回転翼3級の講習と国家資格の講習を実施。2024年9月からは二等に加え一等の講習も開始した。ドローンスクール四日市のインストラクターである山田渓太氏は最近の傾向について、以下のようにコメントする。
現在は回転翼3級を取得してから、国家資格を取得することをおすすめしています。回転翼3級を取得する過程で、現場で使える操縦技術がしっかりと身につきます。さらにDPA独自の「DPAドローン総合保険制度」があるので、もしものときに安心ということをお客様には伝えています。
セールスポイント
スクール内は明るく、操縦を練習する屋内フィールドは広々としている。特筆すべき点はフィールドの高さが約4mあること。ドローンを目の高さ程度で飛行させることはあまりない。ドローンスクール四日市であれば地上から高さを取った状態で練習が可能であり、実践的な技術を身につけられるだろう。また、年中無休で冷暖房完備の屋内で練習できるので、快適な環境で操縦に集中できるのも特徴だ。
一人あたり操縦練習の時間は、回転翼3級においては15時間、二等初学者では12時間を確保。インストラクターがマンツーマンで指導する。はじめのうちは、操縦練習中にドローンがどの向きを向いているのかわからなくなるなど、混乱することも多い。そんなときにインストラクターが持つプロポで操作介入し立て直してくれるのは、安心できるポイントだ。
山田氏:操作介入するだけでなく、ドローンが飛行する仕組みについてもレクチャーしています。「プロペラの回転数の上げ下げでドローンは推進力を得ている。じゃあ、その推進力を打ち消すためには、スティックをどの方向にいれたらいい?」というように理論に基づいた指導をして、操縦者の理解度を高めるようにしています。
ドローンスクール四日市では、操作介入と理論の解説という組み合わせで、操縦者の能力の引き上げ、腕の確かな操縦者の育成に取り組んでいる。
国家資格の講習ではカリキュラムの最後に実地修了審査を行う。ドローンスクールによっては普段の練習会場から違う場所に移動を強いられるケースもあるが、ドローンスクール四日市ではイオンモール四日市北の屋上に試験会場を確保。効率よく受検することができる。
山田氏:つねにカリキュラムの見直しなどを行っているので、現在の国家資格の合格率は70%程度と高水準です。

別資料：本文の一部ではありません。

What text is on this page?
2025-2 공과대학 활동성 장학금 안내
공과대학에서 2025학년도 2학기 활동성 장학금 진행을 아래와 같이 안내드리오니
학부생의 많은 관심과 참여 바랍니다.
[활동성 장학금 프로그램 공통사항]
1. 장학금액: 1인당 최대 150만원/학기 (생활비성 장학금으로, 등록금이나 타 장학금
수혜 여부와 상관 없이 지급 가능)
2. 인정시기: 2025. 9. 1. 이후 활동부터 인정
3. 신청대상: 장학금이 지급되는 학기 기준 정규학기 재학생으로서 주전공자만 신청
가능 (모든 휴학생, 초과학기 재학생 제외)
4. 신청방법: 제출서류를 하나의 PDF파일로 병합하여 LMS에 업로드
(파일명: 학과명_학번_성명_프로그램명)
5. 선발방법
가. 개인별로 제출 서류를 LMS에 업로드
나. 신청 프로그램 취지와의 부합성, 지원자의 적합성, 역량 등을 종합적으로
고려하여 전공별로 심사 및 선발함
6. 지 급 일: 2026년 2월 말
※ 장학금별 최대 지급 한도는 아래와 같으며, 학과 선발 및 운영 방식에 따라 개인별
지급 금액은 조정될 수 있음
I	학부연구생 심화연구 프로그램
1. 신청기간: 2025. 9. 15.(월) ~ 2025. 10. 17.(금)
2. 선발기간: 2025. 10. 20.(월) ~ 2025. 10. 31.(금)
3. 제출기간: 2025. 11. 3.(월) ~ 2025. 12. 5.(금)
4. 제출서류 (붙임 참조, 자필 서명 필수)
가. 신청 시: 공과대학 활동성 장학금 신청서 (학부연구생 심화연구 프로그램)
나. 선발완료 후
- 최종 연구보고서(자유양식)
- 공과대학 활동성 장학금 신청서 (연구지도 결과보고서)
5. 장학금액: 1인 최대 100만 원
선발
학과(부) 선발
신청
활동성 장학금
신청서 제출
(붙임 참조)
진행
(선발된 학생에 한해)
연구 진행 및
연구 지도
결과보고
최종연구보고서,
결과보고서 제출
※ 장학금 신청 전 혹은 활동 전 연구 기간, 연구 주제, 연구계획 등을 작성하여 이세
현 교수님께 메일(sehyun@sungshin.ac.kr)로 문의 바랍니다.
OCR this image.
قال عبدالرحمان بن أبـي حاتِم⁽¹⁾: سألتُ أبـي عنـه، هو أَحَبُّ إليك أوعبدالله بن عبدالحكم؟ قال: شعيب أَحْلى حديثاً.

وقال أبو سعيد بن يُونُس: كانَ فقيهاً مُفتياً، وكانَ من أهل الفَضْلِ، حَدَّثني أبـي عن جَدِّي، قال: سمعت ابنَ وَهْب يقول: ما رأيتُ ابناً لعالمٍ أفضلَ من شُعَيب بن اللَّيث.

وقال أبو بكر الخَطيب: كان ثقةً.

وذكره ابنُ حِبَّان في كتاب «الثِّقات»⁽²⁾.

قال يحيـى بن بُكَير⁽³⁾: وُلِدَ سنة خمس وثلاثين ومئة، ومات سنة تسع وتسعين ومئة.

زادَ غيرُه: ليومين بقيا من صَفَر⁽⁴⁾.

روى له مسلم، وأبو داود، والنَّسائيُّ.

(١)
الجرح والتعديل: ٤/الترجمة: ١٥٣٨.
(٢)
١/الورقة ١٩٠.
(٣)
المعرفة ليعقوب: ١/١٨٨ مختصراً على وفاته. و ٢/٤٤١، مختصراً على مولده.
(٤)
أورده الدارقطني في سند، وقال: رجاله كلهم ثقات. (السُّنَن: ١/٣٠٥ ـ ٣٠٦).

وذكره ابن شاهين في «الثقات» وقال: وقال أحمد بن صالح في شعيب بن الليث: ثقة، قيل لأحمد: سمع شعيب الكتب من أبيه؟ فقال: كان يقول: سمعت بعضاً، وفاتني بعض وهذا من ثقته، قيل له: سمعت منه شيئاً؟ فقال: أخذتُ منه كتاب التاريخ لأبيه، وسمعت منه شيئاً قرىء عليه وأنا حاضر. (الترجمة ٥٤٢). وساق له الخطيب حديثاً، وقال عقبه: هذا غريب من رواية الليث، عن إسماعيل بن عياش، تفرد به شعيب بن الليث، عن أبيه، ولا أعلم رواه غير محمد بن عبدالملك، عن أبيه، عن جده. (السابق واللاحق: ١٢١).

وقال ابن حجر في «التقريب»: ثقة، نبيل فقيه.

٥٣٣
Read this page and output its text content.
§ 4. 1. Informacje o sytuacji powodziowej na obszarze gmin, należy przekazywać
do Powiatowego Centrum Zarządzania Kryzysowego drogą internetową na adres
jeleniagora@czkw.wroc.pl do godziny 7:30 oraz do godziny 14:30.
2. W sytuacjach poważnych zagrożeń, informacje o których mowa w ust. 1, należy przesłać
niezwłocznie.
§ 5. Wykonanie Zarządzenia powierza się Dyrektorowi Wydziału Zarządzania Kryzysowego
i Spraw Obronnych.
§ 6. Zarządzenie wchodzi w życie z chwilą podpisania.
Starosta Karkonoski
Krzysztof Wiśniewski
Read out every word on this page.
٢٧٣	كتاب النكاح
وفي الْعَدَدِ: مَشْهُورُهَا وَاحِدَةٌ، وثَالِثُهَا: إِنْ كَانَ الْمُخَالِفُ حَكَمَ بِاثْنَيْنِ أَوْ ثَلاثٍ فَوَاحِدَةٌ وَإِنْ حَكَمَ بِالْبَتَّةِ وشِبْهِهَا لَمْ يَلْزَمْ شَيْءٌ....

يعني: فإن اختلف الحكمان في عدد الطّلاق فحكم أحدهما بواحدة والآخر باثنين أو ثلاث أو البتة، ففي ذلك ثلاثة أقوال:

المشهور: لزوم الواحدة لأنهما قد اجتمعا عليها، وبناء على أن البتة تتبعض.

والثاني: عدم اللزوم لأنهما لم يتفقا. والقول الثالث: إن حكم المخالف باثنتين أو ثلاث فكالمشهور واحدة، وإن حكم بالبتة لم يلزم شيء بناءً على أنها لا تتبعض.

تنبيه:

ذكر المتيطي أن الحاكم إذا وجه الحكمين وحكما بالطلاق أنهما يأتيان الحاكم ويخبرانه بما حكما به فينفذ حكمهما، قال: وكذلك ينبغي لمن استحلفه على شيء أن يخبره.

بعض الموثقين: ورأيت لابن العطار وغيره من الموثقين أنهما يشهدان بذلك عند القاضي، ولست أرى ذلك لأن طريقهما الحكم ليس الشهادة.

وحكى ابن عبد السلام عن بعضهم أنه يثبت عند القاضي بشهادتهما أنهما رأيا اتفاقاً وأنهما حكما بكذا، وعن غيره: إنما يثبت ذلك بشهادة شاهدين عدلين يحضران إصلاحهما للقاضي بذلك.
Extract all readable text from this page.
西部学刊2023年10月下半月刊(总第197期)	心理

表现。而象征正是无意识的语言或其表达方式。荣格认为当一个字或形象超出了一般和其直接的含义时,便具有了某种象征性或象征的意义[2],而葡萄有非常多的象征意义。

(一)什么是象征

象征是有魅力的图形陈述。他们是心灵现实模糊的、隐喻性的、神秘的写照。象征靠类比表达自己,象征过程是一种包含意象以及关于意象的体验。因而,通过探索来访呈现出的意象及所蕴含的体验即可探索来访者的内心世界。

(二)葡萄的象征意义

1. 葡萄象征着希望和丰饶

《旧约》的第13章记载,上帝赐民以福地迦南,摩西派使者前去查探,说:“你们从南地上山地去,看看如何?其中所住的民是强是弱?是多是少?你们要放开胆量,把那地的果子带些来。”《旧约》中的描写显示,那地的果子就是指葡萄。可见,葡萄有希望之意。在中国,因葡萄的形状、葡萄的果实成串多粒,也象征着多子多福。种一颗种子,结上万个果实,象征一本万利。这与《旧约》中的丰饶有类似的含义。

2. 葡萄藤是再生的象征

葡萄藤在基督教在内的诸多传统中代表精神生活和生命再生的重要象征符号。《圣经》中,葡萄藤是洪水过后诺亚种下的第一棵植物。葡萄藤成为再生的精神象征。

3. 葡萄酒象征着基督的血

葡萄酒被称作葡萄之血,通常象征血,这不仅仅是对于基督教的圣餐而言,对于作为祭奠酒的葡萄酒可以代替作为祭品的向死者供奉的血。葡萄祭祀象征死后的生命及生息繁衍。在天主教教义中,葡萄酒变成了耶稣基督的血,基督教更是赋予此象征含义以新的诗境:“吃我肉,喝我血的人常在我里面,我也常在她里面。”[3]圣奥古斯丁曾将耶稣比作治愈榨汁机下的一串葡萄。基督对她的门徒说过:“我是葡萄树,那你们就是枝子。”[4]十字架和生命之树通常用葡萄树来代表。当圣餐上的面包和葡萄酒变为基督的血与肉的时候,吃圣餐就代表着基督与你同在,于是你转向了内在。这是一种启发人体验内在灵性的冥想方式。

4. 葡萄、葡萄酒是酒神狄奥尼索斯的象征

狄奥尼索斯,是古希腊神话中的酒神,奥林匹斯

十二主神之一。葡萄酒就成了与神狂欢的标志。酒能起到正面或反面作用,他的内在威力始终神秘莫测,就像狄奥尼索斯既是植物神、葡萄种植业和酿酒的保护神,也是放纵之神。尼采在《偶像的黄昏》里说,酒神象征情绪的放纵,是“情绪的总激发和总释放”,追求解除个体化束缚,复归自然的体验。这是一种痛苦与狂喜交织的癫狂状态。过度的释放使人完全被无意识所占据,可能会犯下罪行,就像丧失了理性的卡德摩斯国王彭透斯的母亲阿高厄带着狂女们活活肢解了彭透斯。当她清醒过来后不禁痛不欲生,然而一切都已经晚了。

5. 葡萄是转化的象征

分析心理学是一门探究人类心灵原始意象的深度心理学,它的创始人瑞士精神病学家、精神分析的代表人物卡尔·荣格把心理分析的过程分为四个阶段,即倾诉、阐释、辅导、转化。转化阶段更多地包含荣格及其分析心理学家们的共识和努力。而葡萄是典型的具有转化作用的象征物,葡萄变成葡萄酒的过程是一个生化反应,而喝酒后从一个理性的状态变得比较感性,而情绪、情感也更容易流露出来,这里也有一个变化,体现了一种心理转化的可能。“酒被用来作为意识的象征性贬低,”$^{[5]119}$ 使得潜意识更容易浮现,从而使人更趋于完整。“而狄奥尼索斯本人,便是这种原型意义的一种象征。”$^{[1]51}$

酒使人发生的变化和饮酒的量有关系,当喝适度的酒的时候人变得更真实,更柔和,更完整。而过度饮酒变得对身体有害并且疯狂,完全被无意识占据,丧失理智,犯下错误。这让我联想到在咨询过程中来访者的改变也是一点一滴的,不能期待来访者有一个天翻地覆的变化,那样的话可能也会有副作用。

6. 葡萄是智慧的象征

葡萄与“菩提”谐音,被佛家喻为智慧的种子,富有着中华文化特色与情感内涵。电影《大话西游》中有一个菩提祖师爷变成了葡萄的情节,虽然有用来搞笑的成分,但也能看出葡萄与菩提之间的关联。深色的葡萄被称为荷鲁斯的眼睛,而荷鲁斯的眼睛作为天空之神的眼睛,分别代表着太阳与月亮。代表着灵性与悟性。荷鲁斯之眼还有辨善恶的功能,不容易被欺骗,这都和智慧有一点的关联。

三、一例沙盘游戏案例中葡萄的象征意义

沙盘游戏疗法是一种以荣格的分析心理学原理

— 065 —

実地修了審査の課題である机上試験や、ドローンの飛行に関する知識を問う学科試験の対策には、ドローンスクール東京グループで使用している教材を補講教材として活用。
さらに独自コンテンツとして試験対策用の動画を用意しており、受講生がスクールにいないときでも、いつでもみられるようにしている。試験対策が万全な点は心強いといえる。
ドローンスクール四日市は、国家資格も回転翼3級も教えているが、指導法を変えているのか聞いてみた。
山田氏:国家資格については合格することを最優先で、いかに減点を少なくするのかを重視して教えています。
それとは逆に、回転翼3級は現場で活躍できる操縦技術を身につけてもらうことが強みなので、上手になるため厳しく教えています。そこに大きな違いがあります。
回転翼3級のメリットは、現場でつかえる操縦技術が身につく以外にも、保険が自動付帯したり、国家資格コースを受講するときに割引制度があるという。
どちらのスクールも、経験豊富なインストラクターから指導を受け、実践的なスキルを身に付けることができるだろう。
今回の取材を通して、回転翼3級から国家資格コースを受講するカリキュラムを通じて、十分なドローン操縦スキルを習得し、自信を持ってドローン飛行業務を遂行できる無人航空機操縦士になれると感じた。